By Rex HoggardJanuary 22, 2018, 9:14 pm

Quail Hollow Club - a staple on the PGA Tour since 2003 - debuted as a longer, tougher version of itself at last year’s PGA Championship, receiving mixed reviews from players.

The course played to a lengthened 7,600 yards at last year’s PGA and a 73.46 stroke average, the toughest course in relation to par on Tour in 2017. As a result, it left some players less than excited to return to the Charlotte, N.C.-area layout later this spring for the Wells Fargo Championship.

It’s that lack of enthusiasm that led officials at Quail Hollow to send a video to players saying, essentially, that the course players have lauded for years will be back in May.

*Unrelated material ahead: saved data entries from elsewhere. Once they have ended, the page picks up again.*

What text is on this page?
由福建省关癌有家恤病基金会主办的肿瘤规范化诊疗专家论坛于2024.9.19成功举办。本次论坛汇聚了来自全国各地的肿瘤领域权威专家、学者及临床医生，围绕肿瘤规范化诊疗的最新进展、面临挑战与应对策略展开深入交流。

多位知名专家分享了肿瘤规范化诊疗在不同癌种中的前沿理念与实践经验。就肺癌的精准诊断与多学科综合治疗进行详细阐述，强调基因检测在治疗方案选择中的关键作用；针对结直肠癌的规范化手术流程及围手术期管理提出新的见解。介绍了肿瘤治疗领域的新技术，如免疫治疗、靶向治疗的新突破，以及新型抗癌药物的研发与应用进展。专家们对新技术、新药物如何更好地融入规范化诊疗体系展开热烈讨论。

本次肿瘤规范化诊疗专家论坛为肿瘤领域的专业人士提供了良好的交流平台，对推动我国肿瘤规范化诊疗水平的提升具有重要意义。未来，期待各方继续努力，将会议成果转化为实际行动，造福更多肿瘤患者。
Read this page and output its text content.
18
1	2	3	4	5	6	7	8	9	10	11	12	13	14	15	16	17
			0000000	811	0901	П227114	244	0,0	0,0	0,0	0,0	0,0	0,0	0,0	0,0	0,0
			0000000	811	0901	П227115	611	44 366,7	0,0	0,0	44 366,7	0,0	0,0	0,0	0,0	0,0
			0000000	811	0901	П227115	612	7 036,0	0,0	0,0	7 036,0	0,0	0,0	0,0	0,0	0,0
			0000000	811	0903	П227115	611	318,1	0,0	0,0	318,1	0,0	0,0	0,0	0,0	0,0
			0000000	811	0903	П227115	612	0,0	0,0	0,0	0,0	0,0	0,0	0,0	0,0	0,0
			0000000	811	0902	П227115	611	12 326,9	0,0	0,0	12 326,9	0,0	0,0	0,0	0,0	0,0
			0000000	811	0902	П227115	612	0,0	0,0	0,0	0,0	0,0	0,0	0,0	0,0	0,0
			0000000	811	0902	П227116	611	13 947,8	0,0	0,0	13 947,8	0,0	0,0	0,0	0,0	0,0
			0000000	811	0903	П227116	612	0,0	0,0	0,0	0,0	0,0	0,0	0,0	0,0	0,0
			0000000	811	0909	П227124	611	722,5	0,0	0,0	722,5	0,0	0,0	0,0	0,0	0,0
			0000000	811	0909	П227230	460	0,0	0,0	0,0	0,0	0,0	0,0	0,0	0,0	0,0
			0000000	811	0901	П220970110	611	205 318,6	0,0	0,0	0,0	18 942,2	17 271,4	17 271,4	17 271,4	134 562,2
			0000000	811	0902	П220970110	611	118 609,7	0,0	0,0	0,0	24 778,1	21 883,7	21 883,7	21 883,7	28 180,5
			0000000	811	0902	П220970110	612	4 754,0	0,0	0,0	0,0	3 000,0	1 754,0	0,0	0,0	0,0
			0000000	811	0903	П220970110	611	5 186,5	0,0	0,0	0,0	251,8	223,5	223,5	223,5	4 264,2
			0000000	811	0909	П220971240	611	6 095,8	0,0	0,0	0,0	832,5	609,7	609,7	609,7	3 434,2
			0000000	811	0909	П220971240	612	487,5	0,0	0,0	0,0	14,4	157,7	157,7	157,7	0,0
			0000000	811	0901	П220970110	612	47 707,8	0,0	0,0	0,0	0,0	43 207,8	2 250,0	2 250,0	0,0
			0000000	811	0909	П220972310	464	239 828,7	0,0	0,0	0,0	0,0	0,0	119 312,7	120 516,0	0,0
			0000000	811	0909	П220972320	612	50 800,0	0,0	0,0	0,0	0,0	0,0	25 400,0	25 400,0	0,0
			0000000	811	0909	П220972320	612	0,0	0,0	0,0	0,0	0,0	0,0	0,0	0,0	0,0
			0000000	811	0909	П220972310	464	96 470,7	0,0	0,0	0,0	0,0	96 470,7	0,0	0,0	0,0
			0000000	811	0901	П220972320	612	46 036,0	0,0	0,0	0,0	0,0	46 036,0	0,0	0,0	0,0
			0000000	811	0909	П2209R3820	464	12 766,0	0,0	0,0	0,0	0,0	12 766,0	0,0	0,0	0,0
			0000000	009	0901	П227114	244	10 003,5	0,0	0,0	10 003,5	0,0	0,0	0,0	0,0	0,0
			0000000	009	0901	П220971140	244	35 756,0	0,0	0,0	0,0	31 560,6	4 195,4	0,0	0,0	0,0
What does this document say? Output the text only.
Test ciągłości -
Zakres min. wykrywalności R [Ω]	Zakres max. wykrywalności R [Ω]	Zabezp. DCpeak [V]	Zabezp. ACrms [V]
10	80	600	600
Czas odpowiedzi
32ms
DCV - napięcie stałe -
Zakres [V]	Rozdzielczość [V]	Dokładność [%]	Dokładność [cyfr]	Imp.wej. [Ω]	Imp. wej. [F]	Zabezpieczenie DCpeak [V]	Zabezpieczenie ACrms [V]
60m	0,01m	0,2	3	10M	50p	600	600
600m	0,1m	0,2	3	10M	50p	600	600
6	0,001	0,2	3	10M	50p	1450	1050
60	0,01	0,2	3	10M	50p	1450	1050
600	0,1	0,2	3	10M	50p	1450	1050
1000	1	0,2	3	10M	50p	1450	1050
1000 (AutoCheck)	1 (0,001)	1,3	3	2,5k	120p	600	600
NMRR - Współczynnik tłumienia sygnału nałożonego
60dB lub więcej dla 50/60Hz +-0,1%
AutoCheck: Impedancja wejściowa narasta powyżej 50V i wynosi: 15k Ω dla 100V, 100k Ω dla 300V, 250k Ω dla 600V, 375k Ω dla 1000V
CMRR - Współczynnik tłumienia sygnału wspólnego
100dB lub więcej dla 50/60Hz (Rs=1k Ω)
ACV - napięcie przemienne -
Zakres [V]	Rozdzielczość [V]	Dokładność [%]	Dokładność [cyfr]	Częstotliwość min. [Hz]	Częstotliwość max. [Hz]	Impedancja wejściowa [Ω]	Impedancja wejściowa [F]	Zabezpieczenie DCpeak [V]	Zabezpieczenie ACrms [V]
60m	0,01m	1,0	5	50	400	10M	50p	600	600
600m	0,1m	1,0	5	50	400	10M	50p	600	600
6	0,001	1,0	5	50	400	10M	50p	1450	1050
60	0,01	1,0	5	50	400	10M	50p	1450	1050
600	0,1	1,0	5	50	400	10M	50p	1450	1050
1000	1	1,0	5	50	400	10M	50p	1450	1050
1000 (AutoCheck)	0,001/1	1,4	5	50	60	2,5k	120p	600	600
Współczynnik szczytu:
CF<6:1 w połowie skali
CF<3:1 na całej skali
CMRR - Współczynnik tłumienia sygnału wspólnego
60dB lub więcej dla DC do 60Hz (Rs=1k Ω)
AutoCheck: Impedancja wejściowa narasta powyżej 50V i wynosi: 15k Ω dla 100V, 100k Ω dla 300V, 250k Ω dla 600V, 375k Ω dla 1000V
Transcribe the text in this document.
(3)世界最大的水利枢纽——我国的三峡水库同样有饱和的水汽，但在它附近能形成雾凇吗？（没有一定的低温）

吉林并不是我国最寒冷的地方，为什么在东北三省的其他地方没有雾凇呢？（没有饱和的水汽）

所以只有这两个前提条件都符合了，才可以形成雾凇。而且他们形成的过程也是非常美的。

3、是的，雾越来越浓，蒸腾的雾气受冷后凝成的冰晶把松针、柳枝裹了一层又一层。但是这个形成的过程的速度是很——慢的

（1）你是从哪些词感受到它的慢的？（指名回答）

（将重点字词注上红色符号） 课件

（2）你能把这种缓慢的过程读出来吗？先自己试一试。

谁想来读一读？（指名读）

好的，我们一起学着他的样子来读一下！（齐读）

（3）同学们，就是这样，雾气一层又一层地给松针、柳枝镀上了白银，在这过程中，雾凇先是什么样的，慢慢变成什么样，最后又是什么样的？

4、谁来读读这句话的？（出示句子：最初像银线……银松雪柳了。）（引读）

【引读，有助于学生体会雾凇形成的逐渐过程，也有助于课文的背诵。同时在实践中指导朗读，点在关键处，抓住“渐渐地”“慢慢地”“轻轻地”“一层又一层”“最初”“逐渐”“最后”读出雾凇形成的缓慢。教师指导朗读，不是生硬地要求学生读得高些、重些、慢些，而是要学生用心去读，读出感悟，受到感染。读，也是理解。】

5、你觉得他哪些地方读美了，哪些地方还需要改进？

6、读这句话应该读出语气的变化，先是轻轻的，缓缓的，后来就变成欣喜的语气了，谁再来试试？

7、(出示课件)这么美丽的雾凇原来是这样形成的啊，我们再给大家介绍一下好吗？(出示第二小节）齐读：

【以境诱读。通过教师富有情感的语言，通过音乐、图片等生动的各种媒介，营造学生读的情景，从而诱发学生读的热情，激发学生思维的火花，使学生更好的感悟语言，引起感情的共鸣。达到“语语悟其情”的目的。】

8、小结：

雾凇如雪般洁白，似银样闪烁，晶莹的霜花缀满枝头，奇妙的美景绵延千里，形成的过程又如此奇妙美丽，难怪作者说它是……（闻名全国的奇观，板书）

The video, which includes Quail Hollow president Johnny Harris and runs nearly five minutes, begins with an explanation of how the first hole, which played as a 524-yard par 4 at the PGA, will play much shorter at the Wells Fargo Championship.

“I had a number of my friends who were playing in the tournament tell me that tee was better suited as a lemonade stand,” Harris joked of the new tee box on the fourth hole. “I doubt we’ll ever see that tee used again in competition.”

Harris also explained that the greens, which became too fast for some, will be “softer” for this year’s Wells Fargo Championship.